El malestar de muchos españoles por el abandono de Ceuta y las primeras grietas en el liderazgo de Sánchez en el PSOE, con casi cuarenta alcaldes rompiendo las órdenes y participando en las movilizaciones de apoyo al pueblo ceutí, han llevado al Gobierno a contaminar el debate público con un nuevo episodio de la conspiración del «Estado profundo» contra Sánchez, con una unidad de la policía escondiendo información de inteligencia al ministro Marlaska. Pero esta tesis monclovita de emergencia obvia que el informe se elaboró en calidad de Policía Judicial, y como tal solo reporta ante el juez, y orilla que la ministra Robles había confirmado que existían varios informes sobre las maniobras marroquíes -uno de estos fue emitido el 29 de julio, antes del asalto- y que fueron compartidos con la Delegación del Gobierno.
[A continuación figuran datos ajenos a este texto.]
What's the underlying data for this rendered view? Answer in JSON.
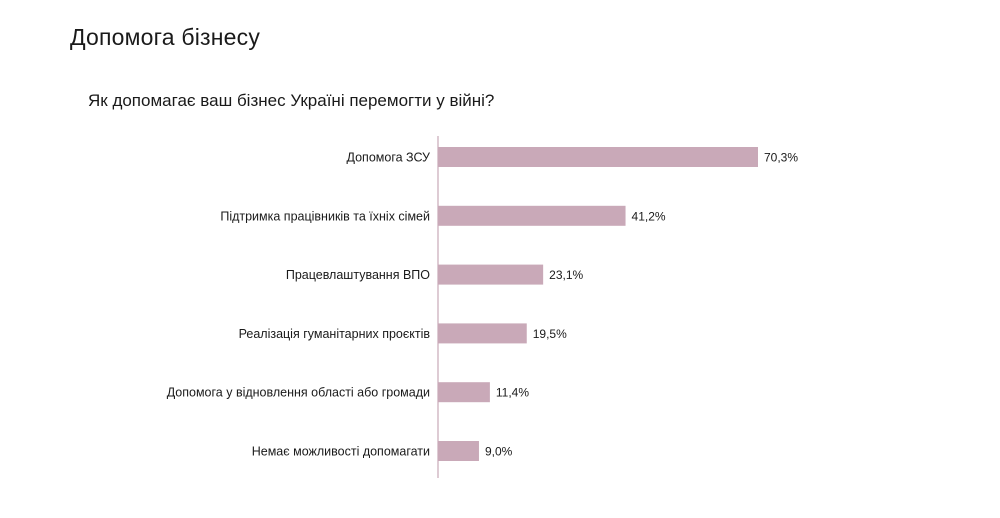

Que Sánchez prefiera sacrificar la credibilidad de su Gobierno -y de su ministro del Interior-, dejándolo como un pobre inepto, antes que señalar a Rabat dice más sobre la influencia de Marruecos que sobre la supuesta conspiración del «Estado profundo». Y es que su intento de presentarse como una víctima también de la crisis de Ceuta, finalmente el principal damnificado, sin importarle aparecer como un presidente que no se entera de nada y que no controla el ministerio del Interior, hace más sospechosa todavía la cerril protección por parte del Gobierno del régimen marroquí. ¿Qué debe o teme Sánchez?
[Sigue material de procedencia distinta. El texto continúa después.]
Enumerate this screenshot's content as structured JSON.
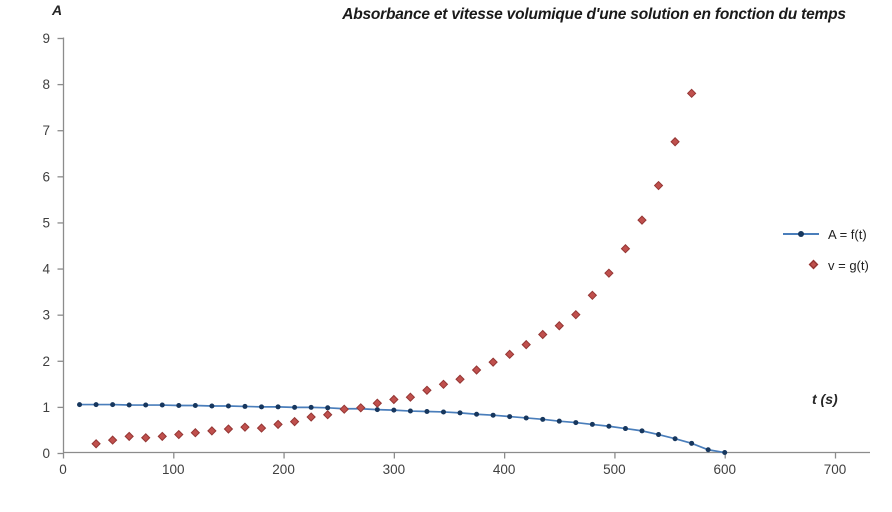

El servilismo con Marruecos, que supera la cautela timorata con la que tradicionalmente los gobiernos españoles se han relacionado con Rabat, como si España fuera el vecino pobre y antidemocrático que tiene que hacerse perdonar, es una de las razones de la grave situación de Ceuta. Al presentar lo ocurrido como una «crisis migratoria» y no como un ataque a la soberanía nacional, el Gobierno impide aplicar medidas de excepción y expulsar de immediato a todos los extranjeros que participaron en la operación. Y da verosimilitud a la hipótesis del kompromat marroquí que, de confirmarse que el Ejecutivo actuó bajo chantaje, hundiría la credibilidad de España ante Europa.